Simulation study of a panel of reliability indicators applied to paired measurements

Abstract
Reliability is a subject of continuing discussion in biomedial specialty areas, including physical anthropology and nutritional epidemiology. The purpose of this study was to explore techniques of detecting differences between two evaluators or methods. A field study in which anthropometric dimensions would be taken by two independent evaluators on each participant in a study group was simulated.

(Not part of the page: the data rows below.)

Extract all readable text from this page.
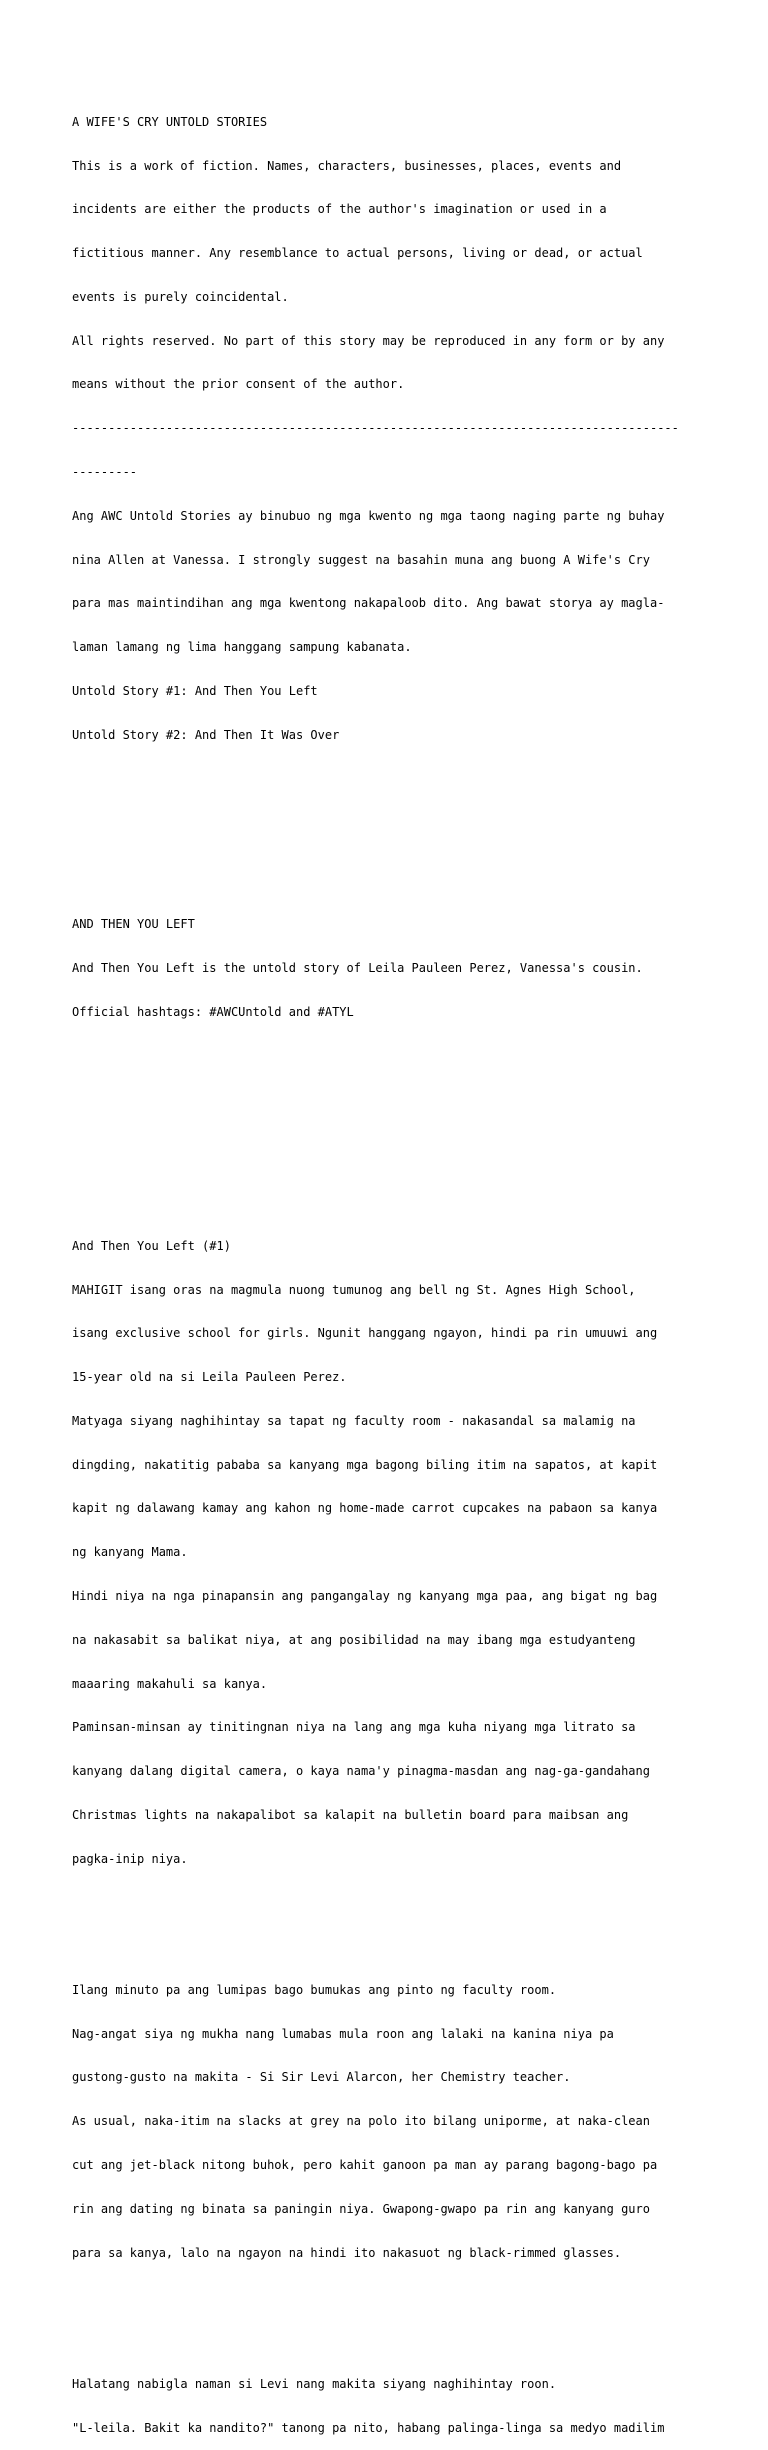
A WIFE'S CRY UNTOLD STORIES

This is a work of fiction. Names, characters, businesses, places, events and

incidents are either the products of the author's imagination or used in a

fictitious manner. Any resemblance to actual persons, living or dead, or actual

events is purely coincidental.

All rights reserved. No part of this story may be reproduced in any form or by any

means without the prior consent of the author.

------------------------------------------------------------------------------------

---------

Ang AWC Untold Stories ay binubuo ng mga kwento ng mga taong naging parte ng buhay

nina Allen at Vanessa. I strongly suggest na basahin muna ang buong A Wife's Cry

para mas maintindihan ang mga kwentong nakapaloob dito. Ang bawat storya ay magla-

laman lamang ng lima hanggang sampung kabanata.

Untold Story #1: And Then You Left

Untold Story #2: And Then It Was Over

AND THEN YOU LEFT

And Then You Left is the untold story of Leila Pauleen Perez, Vanessa's cousin.

Official hashtags: #AWCUntold and #ATYL

And Then You Left (#1)

MAHIGIT isang oras na magmula nuong tumunog ang bell ng St. Agnes High School,

isang exclusive school for girls. Ngunit hanggang ngayon, hindi pa rin umuuwi ang

15-year old na si Leila Pauleen Perez.

Matyaga siyang naghihintay sa tapat ng faculty room - nakasandal sa malamig na

dingding, nakatitig pababa sa kanyang mga bagong biling itim na sapatos, at kapit

kapit ng dalawang kamay ang kahon ng home-made carrot cupcakes na pabaon sa kanya

ng kanyang Mama.

Hindi niya na nga pinapansin ang pangangalay ng kanyang mga paa, ang bigat ng bag

na nakasabit sa balikat niya, at ang posibilidad na may ibang mga estudyanteng

maaaring makahuli sa kanya.

Paminsan-minsan ay tinitingnan niya na lang ang mga kuha niyang mga litrato sa

kanyang dalang digital camera, o kaya nama'y pinagma-masdan ang nag-ga-gandahang

Christmas lights na nakapalibot sa kalapit na bulletin board para maibsan ang

pagka-inip niya.

Ilang minuto pa ang lumipas bago bumukas ang pinto ng faculty room.

Nag-angat siya ng mukha nang lumabas mula roon ang lalaki na kanina niya pa

gustong-gusto na makita - Si Sir Levi Alarcon, her Chemistry teacher.

As usual, naka-itim na slacks at grey na polo ito bilang uniporme, at naka-clean

cut ang jet-black nitong buhok, pero kahit ganoon pa man ay parang bagong-bago pa

rin ang dating ng binata sa paningin niya. Gwapong-gwapo pa rin ang kanyang guro

para sa kanya, lalo na ngayon na hindi ito nakasuot ng black-rimmed glasses.

Halatang nabigla naman si Levi nang makita siyang naghihintay roon.

"L-leila. Bakit ka nandito?" tanong pa nito, habang palinga-linga sa medyo madilim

A panel of reliability indicators was applied across a broad range of parameters using simulation, and then the panel was applied to field anthropometric data. The panel consisted of the intraclass correlation coefficient (ICC), paired t‐test, a simultaneous test of evaluator means and variances, technical error of measurement, mean absolute difference, and mean difference. The simultaneous test for equal evaluator means and variances uses regression to model paired differences versus paired sums. The simulation demonstrated general properties of the reliability indicators across many conditions of population variance, measurer bias, and measurer error variance. High values of ICC often exist in cases in which the measurers are different. The simultaneous test is thus a powerful method for detecting measurer differences, especially when combined with the paired t‐test. However, a single reliability indicator that is sufficient to determine all measurer inconsistencies was not identified. The field study and the simulation permitted the development of a logical approach to determining the source and magnitude of measurer differences using the panel of reliability indicators.